A clear statement of how the student's symptoms meet the DSM-5 diagnostic criteria (and which specific DSM diagnosis is being made) is required. The evaluator should include measures used for diagnosis (e.g., the Autism Diagnostic Observation Schedule, Empathy Questionnaire, and/or the Adult Asperger's Assessment).

In addition, the evaluator should conduct a diagnostic interview, which typically should include evidence of differential diagnosis, as attention problems, sensory integration problems, seizure disorders, and anxiety disorders are not uncommonly associated with ASD.

Comprehensive Evaluation

An ASD evaluation should include cognitive, speech/language, and possibly sensory and/or motor (Sensory Profile) testing from batteries such as:

  • The Wechsler Adult Intelligence Scale-IV
  • The Stanford-Binet Intelligence Scales, 5th edition
  • The Lieter Test of Nonverbal Intelligence-Revised
  • Peabody Picture Vocabulary Test-4
  • Clinical Evaluation of Language Fundamentals-5
  • Test of Adolescent/Adult Word Finding
  • Woodcock-Johnson III
  • Beery-Buktenica Developmental Test of Visual-Motor Integration-6
  • Tests of executive function (Tower of Hanoi, Behavior Rating Inventory of Executive Function, Trail Making)

The evaluation should generally also include details from a parent interview (e.g., Autism Diagnostic Interview-Revised, High-functioning autism spectrum screening questionnaire, Autism Spectrum Screening Questionnaire).

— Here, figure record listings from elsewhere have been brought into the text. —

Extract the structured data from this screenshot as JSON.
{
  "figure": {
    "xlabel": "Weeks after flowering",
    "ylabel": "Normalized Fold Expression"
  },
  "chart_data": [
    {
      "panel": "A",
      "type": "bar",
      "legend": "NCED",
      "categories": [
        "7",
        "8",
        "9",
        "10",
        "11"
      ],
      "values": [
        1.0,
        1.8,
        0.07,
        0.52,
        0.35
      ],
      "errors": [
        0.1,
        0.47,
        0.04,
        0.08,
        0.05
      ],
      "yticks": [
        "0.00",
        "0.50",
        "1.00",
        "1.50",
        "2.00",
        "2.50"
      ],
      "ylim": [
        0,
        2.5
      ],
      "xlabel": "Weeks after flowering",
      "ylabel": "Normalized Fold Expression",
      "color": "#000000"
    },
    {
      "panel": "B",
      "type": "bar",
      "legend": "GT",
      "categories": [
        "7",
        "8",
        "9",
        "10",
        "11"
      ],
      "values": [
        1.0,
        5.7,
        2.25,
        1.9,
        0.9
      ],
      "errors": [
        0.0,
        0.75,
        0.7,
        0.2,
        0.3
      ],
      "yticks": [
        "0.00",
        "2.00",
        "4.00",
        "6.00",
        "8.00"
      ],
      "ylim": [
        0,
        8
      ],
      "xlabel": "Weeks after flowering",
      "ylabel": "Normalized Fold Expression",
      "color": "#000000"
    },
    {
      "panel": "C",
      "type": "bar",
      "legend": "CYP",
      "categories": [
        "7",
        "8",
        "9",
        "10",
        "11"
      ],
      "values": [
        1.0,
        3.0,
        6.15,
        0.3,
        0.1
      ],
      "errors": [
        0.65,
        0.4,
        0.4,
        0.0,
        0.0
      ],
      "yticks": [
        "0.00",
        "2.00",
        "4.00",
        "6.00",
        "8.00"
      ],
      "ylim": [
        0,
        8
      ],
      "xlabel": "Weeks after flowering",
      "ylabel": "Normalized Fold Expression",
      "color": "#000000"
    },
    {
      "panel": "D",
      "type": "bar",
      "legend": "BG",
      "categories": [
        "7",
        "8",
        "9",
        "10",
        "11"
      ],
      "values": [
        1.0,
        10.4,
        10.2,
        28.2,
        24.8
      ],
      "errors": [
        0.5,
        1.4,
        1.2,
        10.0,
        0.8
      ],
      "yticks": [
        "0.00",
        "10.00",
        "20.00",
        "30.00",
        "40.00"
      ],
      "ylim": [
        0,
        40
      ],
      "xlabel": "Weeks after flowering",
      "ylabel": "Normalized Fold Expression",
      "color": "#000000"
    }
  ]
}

Record of Observations in Multiple Environments and Success of Prior/Current Interventions

It is especially helpful when detailed school/home observations are provided that address the social component of the diagnosis, ideally including the student's interactions with peers. Copies of the IEPs or 504 Plans from high school to examine methods used and progress made may be helpful (although students will not likely receive all of the same accommodations and services in college as they received in high school).

Summaries from any clinician(s) such as occupational therapists, speech/language pathologists, developmental/educational specialists, and/or social workers who have worked with the student within the last five years should also be submitted.